#224: Spirit: Stallion of the Cimarron
Release Date: May 24th, 2002
Format: DVD
Written by: John Fusco
Directed by: Kelly Asbury and Lorna Cook
3.5 Stars
There’s something refreshingly pure about 2002’s Spirit: Stallion of the Cimarron. The story, from a script by John Fusco, successfully captures the majesty of wild horses in the American West. Fusco utilizes sparse voiceover narration (Matt Damon) as the titular stallion, Spirit, but this is largely a silent movie that relies on bold animation and driving music.
That bold animation is interesting to view now, twenty plus years since the film’s release. A mix of CGI and hand drawn horse and human animation, the visuals don’t look like the predominant Disney or Pixar works of that early 2000s. It’s a beautifully rendered and visually confident film. You can tell that directors Kelly Asbury and Lorna Cook sensed they had something special in all of these scenes of a hard-charging Spirit, running free in the meadows and fields of the untamed West. Why muddy up the vibe with wacky Disney-style side characters or layered Pixar-pathos? They gamble a large part of the movie on their animators and a simple story with simple, silent archetypes. It pays off.

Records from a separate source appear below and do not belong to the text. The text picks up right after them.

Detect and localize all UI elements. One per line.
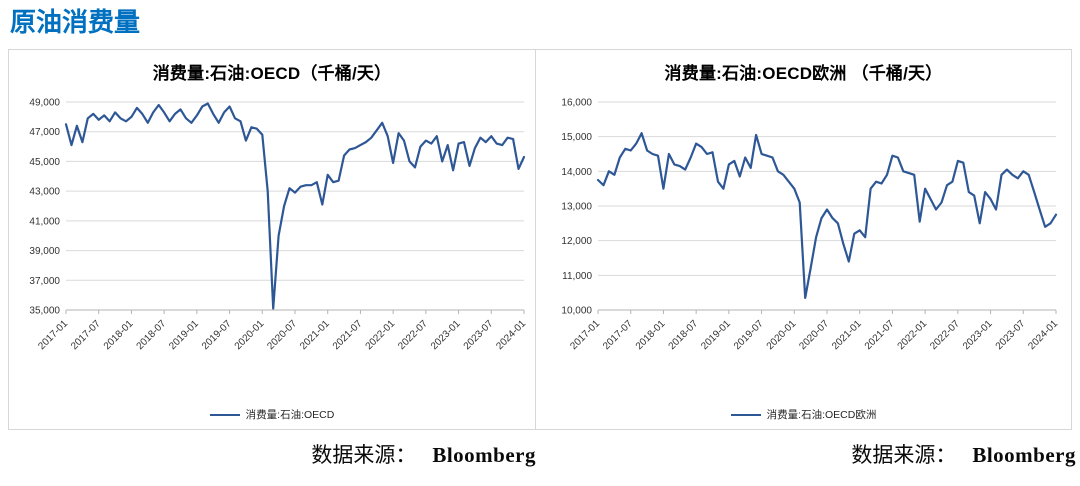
x-axis-ticks (65, 310, 525, 314)
svg-text:2019-01: 2019-01 (699, 318, 733, 352)
legend-oecd-europe: 消费量:石油:OECD欧洲 (730, 407, 877, 422)
svg-text:2017-07: 2017-07 (601, 318, 635, 352)
svg-text:47,000: 47,000 (29, 127, 60, 138)
svg-text:45,000: 45,000 (29, 157, 60, 168)
legend-label: 消费量:石油:OECD (245, 409, 335, 421)
svg-text:37,000: 37,000 (29, 276, 60, 287)
svg-text:15,000: 15,000 (561, 132, 592, 143)
chart-title-oecd-europe: 消费量:石油:OECD欧洲 （千桶/天） (664, 64, 943, 83)
legend-oecd: 消费量:石油:OECD (209, 407, 335, 422)
svg-text:49,000: 49,000 (29, 98, 60, 109)
x-axis-ticks (597, 310, 1056, 314)
x-axis-labels: 2017-012017-072018-012018-072019-012019-… (568, 318, 1060, 352)
chart-panels: 消费量:石油:OECD（千桶/天） 35,000 37,000 39,000 41,0… (8, 49, 1072, 430)
y-axis-labels: 10,000 11,000 12,000 13,000 14,000 15,000 16,0… (561, 98, 592, 317)
svg-text:2023-07: 2023-07 (993, 318, 1027, 352)
svg-text:2018-01: 2018-01 (102, 318, 136, 352)
svg-text:43,000: 43,000 (29, 187, 60, 198)
svg-text:2022-07: 2022-07 (396, 318, 430, 352)
svg-text:2018-01: 2018-01 (633, 318, 667, 352)
svg-text:2019-07: 2019-07 (200, 318, 234, 352)
svg-text:2018-07: 2018-07 (135, 318, 169, 352)
svg-text:2022-01: 2022-01 (895, 318, 929, 352)
svg-text:41,000: 41,000 (29, 216, 60, 227)
data-sources-row: 数据来源： Bloomberg 数据来源： Bloomberg (0, 439, 1080, 469)
svg-text:2021-07: 2021-07 (862, 318, 896, 352)
svg-text:2018-07: 2018-07 (666, 318, 700, 352)
svg-text:13,000: 13,000 (561, 202, 592, 213)
data-source-name: Bloomberg (432, 443, 536, 467)
svg-text:14,000: 14,000 (561, 167, 592, 178)
line-chart-oecd: 35,000 37,000 39,000 41,000 43,000 45,000 47,0… (29, 98, 528, 353)
legend-label: 消费量:石油:OECD欧洲 (766, 409, 877, 421)
chart-title-oecd: 消费量:石油:OECD（千桶/天） (152, 64, 392, 83)
svg-text:2021-01: 2021-01 (830, 318, 864, 352)
x-axis-labels: 2017-012017-072018-012018-072019-012019-… (36, 318, 528, 352)
legend-line-swatch (730, 413, 761, 416)
chart-panel-oecd-europe: 消费量:石油:OECD欧洲 （千桶/天） 10,000 11,000 12,000 1… (535, 49, 1072, 430)
data-source-left: 数据来源： Bloomberg (0, 439, 540, 469)
svg-text:10,000: 10,000 (561, 306, 592, 317)
svg-text:2017-01: 2017-01 (36, 318, 70, 352)
series-line (596, 132, 1057, 299)
svg-text:2023-01: 2023-01 (960, 318, 994, 352)
svg-text:2017-07: 2017-07 (69, 318, 103, 352)
svg-text:2020-01: 2020-01 (233, 318, 267, 352)
data-source-right: 数据来源： Bloomberg (540, 439, 1080, 469)
legend-line-swatch (209, 413, 240, 416)
svg-text:2019-07: 2019-07 (731, 318, 765, 352)
svg-text:16,000: 16,000 (561, 98, 592, 109)
chart-panel-oecd: 消费量:石油:OECD（千桶/天） 35,000 37,000 39,000 41,0… (8, 49, 536, 430)
svg-text:2021-01: 2021-01 (298, 318, 332, 352)
page-title: 原油消费量 (10, 7, 141, 37)
svg-text:2022-07: 2022-07 (928, 318, 962, 352)
svg-text:2023-07: 2023-07 (462, 318, 496, 352)
data-source-prefix: 数据来源： (311, 443, 417, 467)
svg-text:2017-01: 2017-01 (568, 318, 602, 352)
svg-text:12,000: 12,000 (561, 236, 592, 247)
svg-text:2020-07: 2020-07 (797, 318, 831, 352)
svg-text:11,000: 11,000 (562, 271, 592, 282)
svg-text:2022-01: 2022-01 (364, 318, 398, 352)
svg-text:2023-01: 2023-01 (429, 318, 463, 352)
svg-text:2021-07: 2021-07 (331, 318, 365, 352)
series-line (64, 102, 526, 310)
svg-text:39,000: 39,000 (29, 246, 60, 257)
svg-text:2024-01: 2024-01 (1026, 318, 1060, 352)
svg-text:2020-01: 2020-01 (764, 318, 798, 352)
data-source-prefix: 数据来源： (851, 443, 957, 467)
data-source-name: Bloomberg (972, 443, 1076, 467)
line-chart-oecd-europe: 10,000 11,000 12,000 13,000 14,000 15,000 16,0… (561, 98, 1060, 353)
gridlines (66, 101, 524, 311)
svg-text:2019-01: 2019-01 (167, 318, 201, 352)
svg-text:2020-07: 2020-07 (265, 318, 299, 352)
page-header: 原油消费量 (0, 0, 1080, 45)
svg-text:2024-01: 2024-01 (494, 318, 528, 352)
gridlines (597, 101, 1056, 311)
svg-text:35,000: 35,000 (29, 306, 60, 317)
y-axis-labels: 35,000 37,000 39,000 41,000 43,000 45,000 47,0… (29, 98, 60, 317)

Accompanying the visuals is a score by Hans Zimmer and an original soundtrack by Bryan Adams. Both musicians lend the film a classic Americana feel. It’s some pretty rousing stuff. I wonder how many millennial girls can credit their “horse girl energy” to watching Spirit in the early 2000s? (I personally know one, and she couldn’t contain herself from singing along to most of these songs).
Sure, there’s an argument to be made that Spirit: Stallion of the Cimarron is less than ambitious storytelling, but I think that’s missing the point. Like its title character, the movie finds its purpose in simply running free across the Wild West.